Juni 1894 Habilitation an der philosophischen Fakultät der Universität Berlin mit einer Arbeit über "Die mexikanischen Bilderhandschriften Alexander von Humboldts in der Königlichen Bibliothek zu Berlin". Die Abhandlung erscheint als selbständiges Werk.
1894 Privatdozent Berliner Universität
1895 bis 1897 Zweite Mexiko-Reise

1899 Extraordinarius an der Berliner Universität

November 1899 Ernennung zum Professor an der Berliner Universität für amerikanische Sprach-, Volks-, und Altertumskunde.

1902 Dritte Mexiko-Reise

Frühjahr 1903 Erste Reise auf die Halbinsel Yucatan

1903 Abteilungsdirigent am Museum für Völkerkunde Berlin

1904 Abteilungsdirektor am Museum für Völkerkunde Berlin

1904 und 1905 neue Reisen nach Mexiko im Rahmen der Weltausstellung in St. Luis

1906 und 1907 Amerika-Reisen im Rahmen von Geologen- und Amerikanistenkongressen

1910 Die letzte große Reise des Ehepaares Selers führt von Südamerika nach Yucatan.
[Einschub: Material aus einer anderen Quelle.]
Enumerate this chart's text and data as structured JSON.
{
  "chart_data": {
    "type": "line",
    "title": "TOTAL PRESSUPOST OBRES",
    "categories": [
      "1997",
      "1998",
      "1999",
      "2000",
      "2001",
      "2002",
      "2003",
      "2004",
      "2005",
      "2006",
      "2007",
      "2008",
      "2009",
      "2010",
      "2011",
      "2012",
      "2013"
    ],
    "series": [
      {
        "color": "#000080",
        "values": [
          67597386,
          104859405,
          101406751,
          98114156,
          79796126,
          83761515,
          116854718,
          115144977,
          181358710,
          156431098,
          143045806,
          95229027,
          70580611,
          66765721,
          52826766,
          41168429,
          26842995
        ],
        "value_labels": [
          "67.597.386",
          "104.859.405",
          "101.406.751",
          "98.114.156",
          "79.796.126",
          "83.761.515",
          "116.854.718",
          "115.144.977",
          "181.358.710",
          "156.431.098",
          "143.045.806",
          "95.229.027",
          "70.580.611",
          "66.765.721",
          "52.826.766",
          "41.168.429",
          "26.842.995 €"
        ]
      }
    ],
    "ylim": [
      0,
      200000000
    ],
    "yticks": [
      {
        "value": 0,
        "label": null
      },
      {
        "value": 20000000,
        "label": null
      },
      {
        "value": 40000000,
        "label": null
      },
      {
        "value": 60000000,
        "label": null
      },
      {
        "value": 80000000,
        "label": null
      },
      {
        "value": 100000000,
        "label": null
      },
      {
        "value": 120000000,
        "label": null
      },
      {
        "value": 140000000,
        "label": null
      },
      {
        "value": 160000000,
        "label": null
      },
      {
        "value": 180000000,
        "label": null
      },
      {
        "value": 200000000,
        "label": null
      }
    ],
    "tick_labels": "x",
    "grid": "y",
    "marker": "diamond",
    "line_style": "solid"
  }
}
Eine ganz besondere Ehrung: In Mexiko-Stadt wird er zum Direktor der dortigen Archäologischen Schule ernannt.
An der Berliner Universität begründet Seler das Studienfach Mexikanistik.
23. November 1922 Eduard Seler stirbt in seinem Haus in Berlin. Er wird 73 Jahre alt.

Nach Eduard Selers Tod hält seine Frau Cäcilie sein Lebenswerk in Ehren. Unermüdlich publiziert sie aus dem Nachlass und schreibt eigene Abhandlungen - auch über das Leben der Frau im Reich der Azteken. In Deutschland ist sie eine gern gesehene und kenntnisreiche Rednerin. Sie verwaltet das Erbe ihres Mannes und bringt Mexiko und die Azteken den Deutschen nahe. Cäcilie Seler überlebt ihren Mann um 12 Jahre. Sie stirbt am 4. Januar 1935, kurz vor ihrem 80sten Geburtstag.